Rusty was free to roam and in the morning I got up late - hey! I'm retired! - and wandered around with my camera and occasional views of my dog's tail chasing back and forth between the rows of tea plants.

A neighbor deploys bees to take advantage of late blooming tea plants:

But back to the tour. After we studied plants, growing methods and leaf types Timmy walked us across the road, where locals don't slow for pansy tea tourists ambling along the shoulder... and we entered the world of Chinese tea making. Not that our guide has ever been to the Far East to see where tea has always been grown. They use an agent to ship their piles of equipment.

I can't detail the process as it would take ages, I didn't take notes and I was overwhelmed by the steps but everything is precise,timed to the second and processes are repeated until the desired degree of drying and rolling and  even bruising is achieved. Chinese drying racks for black and green teas which get different lengths of time to lose their moisture:

The roller which came with no manual, no YouTube instruction video or even any warning signs in English. Any paperwork the tea makers needed translating they emailed to a Professor of Chinese Studies at the university for her attention.  

There is a line of machines to dry and roll and curl and sort the different teas desired and all from the same bushes outside. I had absolutely no idea tea making was so complicated. It has so many steps, so often repeated it makes wine making look simple.

You dry leaves repeatedly, curl them so they don't flatten out and even bruise the edges so they release their flavors properly. You pick leaves one day a week and instantly start on this multi step job that takes hours of precision work.

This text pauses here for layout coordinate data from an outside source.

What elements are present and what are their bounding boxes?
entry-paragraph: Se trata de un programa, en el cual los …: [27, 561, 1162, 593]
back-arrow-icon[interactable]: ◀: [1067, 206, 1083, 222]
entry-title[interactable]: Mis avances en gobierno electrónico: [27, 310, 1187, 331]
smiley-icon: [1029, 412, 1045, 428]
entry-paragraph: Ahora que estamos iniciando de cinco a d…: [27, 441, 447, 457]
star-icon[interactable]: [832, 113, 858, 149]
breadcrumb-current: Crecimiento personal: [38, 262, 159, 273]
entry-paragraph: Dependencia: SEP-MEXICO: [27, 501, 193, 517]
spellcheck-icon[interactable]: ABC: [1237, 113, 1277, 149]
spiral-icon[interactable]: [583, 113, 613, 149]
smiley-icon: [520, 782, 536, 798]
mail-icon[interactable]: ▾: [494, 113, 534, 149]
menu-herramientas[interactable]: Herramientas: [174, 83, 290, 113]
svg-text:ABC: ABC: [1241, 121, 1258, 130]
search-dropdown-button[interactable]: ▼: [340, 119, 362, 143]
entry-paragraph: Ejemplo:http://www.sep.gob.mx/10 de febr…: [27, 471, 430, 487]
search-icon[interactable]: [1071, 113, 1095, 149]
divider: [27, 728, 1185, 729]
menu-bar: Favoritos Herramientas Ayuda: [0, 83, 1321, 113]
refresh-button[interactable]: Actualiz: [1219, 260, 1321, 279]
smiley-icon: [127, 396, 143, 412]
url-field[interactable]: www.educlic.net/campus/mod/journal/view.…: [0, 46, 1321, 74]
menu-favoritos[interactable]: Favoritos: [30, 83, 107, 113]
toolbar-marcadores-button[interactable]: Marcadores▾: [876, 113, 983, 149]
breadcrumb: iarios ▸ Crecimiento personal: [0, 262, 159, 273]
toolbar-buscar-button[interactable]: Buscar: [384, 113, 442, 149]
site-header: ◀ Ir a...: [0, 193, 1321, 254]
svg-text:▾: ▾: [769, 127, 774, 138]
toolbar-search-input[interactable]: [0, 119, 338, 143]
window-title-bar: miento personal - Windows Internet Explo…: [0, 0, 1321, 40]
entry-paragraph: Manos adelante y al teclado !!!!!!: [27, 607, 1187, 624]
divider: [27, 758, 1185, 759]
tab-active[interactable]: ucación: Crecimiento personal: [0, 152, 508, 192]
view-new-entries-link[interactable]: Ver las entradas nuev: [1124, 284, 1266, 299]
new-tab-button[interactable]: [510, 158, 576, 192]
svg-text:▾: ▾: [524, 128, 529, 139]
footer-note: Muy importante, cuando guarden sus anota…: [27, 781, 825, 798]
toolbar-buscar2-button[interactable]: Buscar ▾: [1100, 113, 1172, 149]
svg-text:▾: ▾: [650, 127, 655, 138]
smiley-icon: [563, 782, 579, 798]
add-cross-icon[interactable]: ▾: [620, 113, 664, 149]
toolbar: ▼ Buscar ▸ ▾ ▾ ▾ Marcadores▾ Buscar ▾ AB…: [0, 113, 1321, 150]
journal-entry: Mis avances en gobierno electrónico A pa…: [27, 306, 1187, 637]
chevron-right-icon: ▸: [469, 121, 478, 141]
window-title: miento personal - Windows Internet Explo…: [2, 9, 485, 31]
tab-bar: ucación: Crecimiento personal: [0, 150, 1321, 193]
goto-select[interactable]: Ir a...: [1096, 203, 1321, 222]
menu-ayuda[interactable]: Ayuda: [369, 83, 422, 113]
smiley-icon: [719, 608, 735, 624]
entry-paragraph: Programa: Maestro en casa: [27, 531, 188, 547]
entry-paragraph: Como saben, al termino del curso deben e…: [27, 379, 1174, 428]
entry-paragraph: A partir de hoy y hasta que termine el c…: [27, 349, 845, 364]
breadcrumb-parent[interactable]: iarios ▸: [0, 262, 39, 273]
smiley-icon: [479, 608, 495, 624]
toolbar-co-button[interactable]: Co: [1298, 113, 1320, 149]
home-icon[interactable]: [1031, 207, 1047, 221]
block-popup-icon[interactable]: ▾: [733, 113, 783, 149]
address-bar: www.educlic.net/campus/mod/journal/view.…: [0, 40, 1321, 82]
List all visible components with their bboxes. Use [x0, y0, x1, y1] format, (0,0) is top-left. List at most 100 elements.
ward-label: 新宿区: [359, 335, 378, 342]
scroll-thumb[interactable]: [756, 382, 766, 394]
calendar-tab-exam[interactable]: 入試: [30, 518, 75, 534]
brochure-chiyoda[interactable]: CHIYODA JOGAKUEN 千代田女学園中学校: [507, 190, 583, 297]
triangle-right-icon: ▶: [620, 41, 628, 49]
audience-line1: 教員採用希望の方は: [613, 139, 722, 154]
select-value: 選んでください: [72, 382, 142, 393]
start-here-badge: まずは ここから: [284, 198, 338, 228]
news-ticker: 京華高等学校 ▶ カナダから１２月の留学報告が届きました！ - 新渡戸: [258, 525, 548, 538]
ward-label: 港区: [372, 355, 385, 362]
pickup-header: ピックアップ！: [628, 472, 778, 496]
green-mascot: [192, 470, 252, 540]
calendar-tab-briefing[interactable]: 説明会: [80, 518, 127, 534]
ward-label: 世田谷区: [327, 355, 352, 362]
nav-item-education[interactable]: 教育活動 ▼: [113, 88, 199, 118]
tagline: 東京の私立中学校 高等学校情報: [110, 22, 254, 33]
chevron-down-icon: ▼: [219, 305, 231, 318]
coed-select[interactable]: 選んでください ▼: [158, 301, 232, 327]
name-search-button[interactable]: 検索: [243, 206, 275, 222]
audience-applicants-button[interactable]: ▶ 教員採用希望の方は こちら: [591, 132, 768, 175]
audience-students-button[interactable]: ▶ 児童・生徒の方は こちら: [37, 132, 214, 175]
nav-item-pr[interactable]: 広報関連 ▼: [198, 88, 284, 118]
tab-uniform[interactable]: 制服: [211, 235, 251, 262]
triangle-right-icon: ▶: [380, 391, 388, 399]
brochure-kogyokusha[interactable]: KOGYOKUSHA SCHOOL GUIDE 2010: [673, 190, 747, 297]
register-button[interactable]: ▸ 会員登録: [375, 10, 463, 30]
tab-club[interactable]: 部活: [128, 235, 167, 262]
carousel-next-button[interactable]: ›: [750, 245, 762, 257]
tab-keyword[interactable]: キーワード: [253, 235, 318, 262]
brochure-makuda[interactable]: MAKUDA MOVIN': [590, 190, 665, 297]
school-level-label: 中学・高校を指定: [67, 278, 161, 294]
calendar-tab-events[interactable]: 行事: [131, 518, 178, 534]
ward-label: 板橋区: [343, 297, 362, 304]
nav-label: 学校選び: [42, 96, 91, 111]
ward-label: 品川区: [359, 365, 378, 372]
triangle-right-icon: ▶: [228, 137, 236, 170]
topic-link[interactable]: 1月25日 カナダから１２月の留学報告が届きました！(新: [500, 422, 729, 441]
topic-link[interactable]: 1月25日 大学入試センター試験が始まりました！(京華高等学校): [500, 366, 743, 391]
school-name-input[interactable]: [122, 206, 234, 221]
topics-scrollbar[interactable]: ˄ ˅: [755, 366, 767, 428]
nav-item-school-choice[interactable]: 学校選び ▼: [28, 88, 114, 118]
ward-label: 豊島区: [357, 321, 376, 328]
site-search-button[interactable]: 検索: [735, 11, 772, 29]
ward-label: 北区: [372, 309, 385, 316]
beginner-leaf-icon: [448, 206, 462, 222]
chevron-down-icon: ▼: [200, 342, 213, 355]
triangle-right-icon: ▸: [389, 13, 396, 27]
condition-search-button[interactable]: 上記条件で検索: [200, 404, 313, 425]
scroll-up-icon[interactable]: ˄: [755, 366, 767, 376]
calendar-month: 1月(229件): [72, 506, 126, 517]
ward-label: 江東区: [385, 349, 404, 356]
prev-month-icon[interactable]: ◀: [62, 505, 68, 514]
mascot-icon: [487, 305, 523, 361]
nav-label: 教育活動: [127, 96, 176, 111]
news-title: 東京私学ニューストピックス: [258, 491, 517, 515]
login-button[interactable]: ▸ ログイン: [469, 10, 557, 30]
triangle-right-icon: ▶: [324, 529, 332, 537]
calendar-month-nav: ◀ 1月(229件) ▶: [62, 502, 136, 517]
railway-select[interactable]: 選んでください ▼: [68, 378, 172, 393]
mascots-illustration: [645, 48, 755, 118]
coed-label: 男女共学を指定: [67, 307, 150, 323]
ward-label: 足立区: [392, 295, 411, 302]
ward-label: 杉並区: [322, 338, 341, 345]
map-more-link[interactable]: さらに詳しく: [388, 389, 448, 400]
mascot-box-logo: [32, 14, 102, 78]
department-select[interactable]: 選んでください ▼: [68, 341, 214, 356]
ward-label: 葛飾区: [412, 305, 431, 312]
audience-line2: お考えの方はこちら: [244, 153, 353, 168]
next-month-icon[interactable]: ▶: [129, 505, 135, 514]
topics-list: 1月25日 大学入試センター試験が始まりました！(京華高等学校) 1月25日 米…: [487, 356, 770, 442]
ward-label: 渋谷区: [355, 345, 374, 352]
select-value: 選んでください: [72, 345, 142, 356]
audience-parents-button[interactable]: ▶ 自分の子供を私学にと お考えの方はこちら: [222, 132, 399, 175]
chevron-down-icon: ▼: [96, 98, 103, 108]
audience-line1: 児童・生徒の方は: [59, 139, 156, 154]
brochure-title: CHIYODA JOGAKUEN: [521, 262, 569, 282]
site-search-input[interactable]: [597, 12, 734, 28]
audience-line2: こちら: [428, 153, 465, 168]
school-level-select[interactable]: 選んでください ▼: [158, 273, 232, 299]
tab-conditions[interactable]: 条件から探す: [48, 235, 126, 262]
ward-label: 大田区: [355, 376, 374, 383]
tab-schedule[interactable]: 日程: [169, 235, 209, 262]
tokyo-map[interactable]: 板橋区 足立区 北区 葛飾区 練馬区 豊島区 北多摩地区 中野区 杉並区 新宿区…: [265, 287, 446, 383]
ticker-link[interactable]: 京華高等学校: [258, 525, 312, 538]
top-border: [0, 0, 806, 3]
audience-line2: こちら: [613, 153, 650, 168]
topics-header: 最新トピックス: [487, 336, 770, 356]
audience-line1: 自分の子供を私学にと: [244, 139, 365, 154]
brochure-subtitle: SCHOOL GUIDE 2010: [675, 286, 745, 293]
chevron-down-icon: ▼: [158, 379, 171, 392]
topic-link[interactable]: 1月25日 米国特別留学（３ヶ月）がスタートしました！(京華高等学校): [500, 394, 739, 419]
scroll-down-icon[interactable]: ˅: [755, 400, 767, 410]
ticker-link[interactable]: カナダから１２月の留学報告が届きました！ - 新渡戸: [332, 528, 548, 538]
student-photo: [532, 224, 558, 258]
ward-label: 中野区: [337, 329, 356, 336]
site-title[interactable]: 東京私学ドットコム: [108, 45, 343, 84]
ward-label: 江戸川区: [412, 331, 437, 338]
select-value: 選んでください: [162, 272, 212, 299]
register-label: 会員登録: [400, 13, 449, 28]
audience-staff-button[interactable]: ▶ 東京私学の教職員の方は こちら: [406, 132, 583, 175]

From here on I promise to drink my tea, whatever brand it may be, with due reverence and respect.

The Chinese don't build this stuff for export, and the measurements are all metric, even though Timmy thinks of Celsius in degrees Fahrenheit which I think is weird. He says his employee doesn't even are about the numbers. She just knows Green tea gets say 2 unites and twenty seconds at 90 (Celsius) and black gets four minutes fifteen seconds at 60. Where American electric motors can't be used the Chinese send adapters, hoping you can read Mandarin.

The tearoom, the holy grail of the trip. Harvest Hosts welcome RVs, offer no facilities for the vehicle so we dry camp for free and the idea is the hosts are rewarded by selling a little of what they produce. We obliged as you might imagine. 

We got Chai for Layne and some green and yellow tea for me. Yellow tea incidentally is fermented by the Chinese, a process Timmy adapted by putting leaves in a vacuum bag and submerging them overnight in a sous vide water cooker overnight. If you are tempted they do ship, obviously.

The other couple from Illinois in a more conventional forty foot home with all accessories said they were interested in the farming but all they drink is iced tea - barbarians! There were teas for them too of course. 

In the morning Timmy rolled by with our tea orders, Chai for Layne and the mysterious yellow tea for me. I found it quite interesting lightly sweetened. It tastes like strong tannic green tea. Fact #6: Incidentally Timmy says the white tea that has become popular only uses the very tip of the plant and requires one hundred thousand leaves to make a pound of tea. Too fiddly even for his immense patience. I can't even taste white tea so I am not a fan.

Bees humming, birds chirping and yellow tea to hand. Rusty was off minding his tea bushes nose down and tail up. 

Eventually he too slowed down and settled to watch the world, his favorite activity.

Ed the coffee drinker came by and we exchanged thoughts about tea and travel and the hope that the virus will fade away. he has moved full time into his rig and he says they like to wander around looking at small farms and local producers all over the country as his wife grew up in a farming family. The pleasure of retirement on the road is where you find it.

Everything climbs to the apex is how I would translate the poster, I hope accurately. Slightly obscure but the French often are. 

I'm actually quite glad the boys didn't stick to conventional farming making milk or butter or something banal. Tea in Mississippi? Why not.